Department of Neurosurgery, University of Pennsylvania, Philadelphia, Pennsylvania.
Department of Medicine, University of Pennsylvania, Philadelphia, Pennsylvania; American college of Physicians, Philadelphia, Pennsylvania.
Ann Surg. 2022 Jun 1;275(6):1085-1093. doi: 10.1097/SLA.0000000000004469. Epub 2020 Oct 19.
To model the financial impact of policies governing the scheduling of overlapping surgeries, and to identify optimal solutions that maximize operating efficiency that satisfy the fiduciary duty to patients.
Hospitals depend on procedural revenue to maintain financial health as the recent pandemic has revealed. Proposed policies governing the scheduling of overlapping surgeries may dramatically impact hospital revenue. To date, the potential financial impact has not been modeled.
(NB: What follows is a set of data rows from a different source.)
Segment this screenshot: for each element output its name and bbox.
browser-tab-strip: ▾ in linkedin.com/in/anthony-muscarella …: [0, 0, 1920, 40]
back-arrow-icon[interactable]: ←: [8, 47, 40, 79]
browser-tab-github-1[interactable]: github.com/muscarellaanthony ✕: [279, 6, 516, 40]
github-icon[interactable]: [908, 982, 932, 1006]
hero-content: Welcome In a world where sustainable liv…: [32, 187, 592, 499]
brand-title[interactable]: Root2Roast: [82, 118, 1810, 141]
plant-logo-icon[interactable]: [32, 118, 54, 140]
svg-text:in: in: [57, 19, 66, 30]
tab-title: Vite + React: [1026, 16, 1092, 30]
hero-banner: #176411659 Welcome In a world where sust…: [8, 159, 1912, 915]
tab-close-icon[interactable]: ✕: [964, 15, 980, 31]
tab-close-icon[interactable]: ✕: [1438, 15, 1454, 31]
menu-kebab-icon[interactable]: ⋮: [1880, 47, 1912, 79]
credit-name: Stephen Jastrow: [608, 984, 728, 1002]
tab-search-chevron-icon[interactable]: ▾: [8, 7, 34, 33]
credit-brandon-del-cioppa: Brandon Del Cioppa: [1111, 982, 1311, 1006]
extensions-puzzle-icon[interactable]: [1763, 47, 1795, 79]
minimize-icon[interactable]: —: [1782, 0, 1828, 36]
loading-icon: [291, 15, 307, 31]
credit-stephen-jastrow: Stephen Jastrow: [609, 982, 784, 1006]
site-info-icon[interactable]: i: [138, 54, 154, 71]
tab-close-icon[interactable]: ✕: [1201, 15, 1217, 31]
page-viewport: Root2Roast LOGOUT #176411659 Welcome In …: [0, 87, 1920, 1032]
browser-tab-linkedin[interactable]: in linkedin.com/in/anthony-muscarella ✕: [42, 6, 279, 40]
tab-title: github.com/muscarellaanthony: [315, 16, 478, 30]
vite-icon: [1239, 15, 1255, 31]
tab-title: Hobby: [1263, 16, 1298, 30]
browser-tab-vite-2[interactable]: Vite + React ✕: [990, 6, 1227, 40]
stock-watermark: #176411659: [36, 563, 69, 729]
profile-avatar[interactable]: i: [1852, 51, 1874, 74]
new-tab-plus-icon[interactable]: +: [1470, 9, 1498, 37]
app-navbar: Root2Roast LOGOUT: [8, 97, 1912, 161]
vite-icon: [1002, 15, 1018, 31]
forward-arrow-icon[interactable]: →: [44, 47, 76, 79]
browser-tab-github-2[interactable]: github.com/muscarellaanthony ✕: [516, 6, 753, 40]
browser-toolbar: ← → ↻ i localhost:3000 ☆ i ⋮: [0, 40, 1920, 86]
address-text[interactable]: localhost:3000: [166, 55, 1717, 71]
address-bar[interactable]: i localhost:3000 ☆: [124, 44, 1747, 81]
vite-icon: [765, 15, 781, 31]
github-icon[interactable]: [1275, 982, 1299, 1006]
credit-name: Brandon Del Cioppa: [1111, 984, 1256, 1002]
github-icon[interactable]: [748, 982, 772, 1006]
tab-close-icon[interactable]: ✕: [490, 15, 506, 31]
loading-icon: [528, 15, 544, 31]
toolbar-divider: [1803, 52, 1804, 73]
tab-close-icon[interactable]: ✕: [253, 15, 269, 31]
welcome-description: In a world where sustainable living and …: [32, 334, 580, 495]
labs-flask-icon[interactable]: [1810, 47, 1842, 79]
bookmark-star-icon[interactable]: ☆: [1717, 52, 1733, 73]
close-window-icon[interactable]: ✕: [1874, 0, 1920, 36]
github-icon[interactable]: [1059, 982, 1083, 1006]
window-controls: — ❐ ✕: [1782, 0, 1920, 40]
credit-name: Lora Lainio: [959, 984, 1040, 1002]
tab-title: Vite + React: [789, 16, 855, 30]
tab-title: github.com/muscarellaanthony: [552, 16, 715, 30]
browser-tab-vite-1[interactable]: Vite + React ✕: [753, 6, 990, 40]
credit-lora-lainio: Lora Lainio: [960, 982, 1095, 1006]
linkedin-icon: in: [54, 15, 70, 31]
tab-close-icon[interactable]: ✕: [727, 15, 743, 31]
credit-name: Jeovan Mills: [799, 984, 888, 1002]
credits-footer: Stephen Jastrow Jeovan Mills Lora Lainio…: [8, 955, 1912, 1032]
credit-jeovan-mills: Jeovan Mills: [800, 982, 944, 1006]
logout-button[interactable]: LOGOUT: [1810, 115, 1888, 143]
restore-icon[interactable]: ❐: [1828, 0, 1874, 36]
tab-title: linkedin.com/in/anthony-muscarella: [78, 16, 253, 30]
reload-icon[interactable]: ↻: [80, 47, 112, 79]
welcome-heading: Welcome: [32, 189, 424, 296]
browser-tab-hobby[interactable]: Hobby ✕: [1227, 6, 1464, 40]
A linear forecasting model based on a logic matrix decision tree enabled an analysis of surgeon productivity annualized over a fiscal year. The model applies procedural and operational variables to policy constraints limiting surgical scheduling. Model outputs included case and financial metrics modeled over 1000-surgeon-year simulations. case metrics included annual case volume, case mix, operating room (OR) utilization, surgeon utilization, idle time, and staff overtime hours. Financial outputs included annual revenue, expenses, and contribution margin.
The model was validated against surgical data. case and financial metrics decreased as a function of increasingly restrictive scheduling scenarios, with the greatest contribution margin loses ($1,650,000 per surgeon-year) realized with the introduction of policies mandating that a second patient could not enter the OR until the critical portion of the first surgery was completed. We identify an optimal scheduling scenario that maximizes surgeon efficiency, minimizes OR idle time and revenue loses, and satisfies ethical obligations to patients.
Hospitals may expect significant financial loses with the introduction of policies restricting OR scheduling. We identify an optimal solution that maximizes efficiency while satisfying ethical duty to patients. This forecast is immediately relevant to any hospital system that depends upon procedural revenue.
建立一个模型来模拟管理重叠手术排程的政策的财务影响,并确定能够最大限度地提高运营效率、同时满足对患者的受托责任的最优解决方案。
正如最近的大流行病所揭示的那样,医院依赖手术程序收入来维持财务健康。拟议的管理重叠手术排程的政策可能会对医院收入产生重大影响。迄今为止,尚未对潜在的财务影响进行建模。
基于逻辑矩阵决策树的线性预测模型使我们能够分析外科医生在一个财政年度内的年度生产力。该模型将手术程序和运营变量应用于限制手术排程的政策约束中。模型输出包括在 1000 名外科医生年模拟中建模的病例和财务指标。病例指标包括年度病例量、病例组合、手术室(OR)利用率、外科医生利用率、空闲时间和员工加班时间。财务输出包括年度收入、支出和贡献边际。
该模型通过手术数据进行了验证。病例和财务指标随着排程方案的限制越来越严格而呈下降趋势,在引入要求第二个患者必须在第一台手术的关键部分完成后才能进入 OR 的政策时,最大的贡献边际损失(每位外科医生每年 16.5 万美元)。我们确定了一个最优的排程方案,该方案可以最大限度地提高外科医生的效率,最小化 OR 空闲时间和收入损失,并满足对患者的道德义务。
医院可能会因限制 OR 排程的政策的引入而遭受重大财务损失。我们确定了一个最优的解决方案,该方案在满足对患者的道德责任的同时最大限度地提高效率。这个预测对任何依赖手术程序收入的医院系统都具有直接的相关性。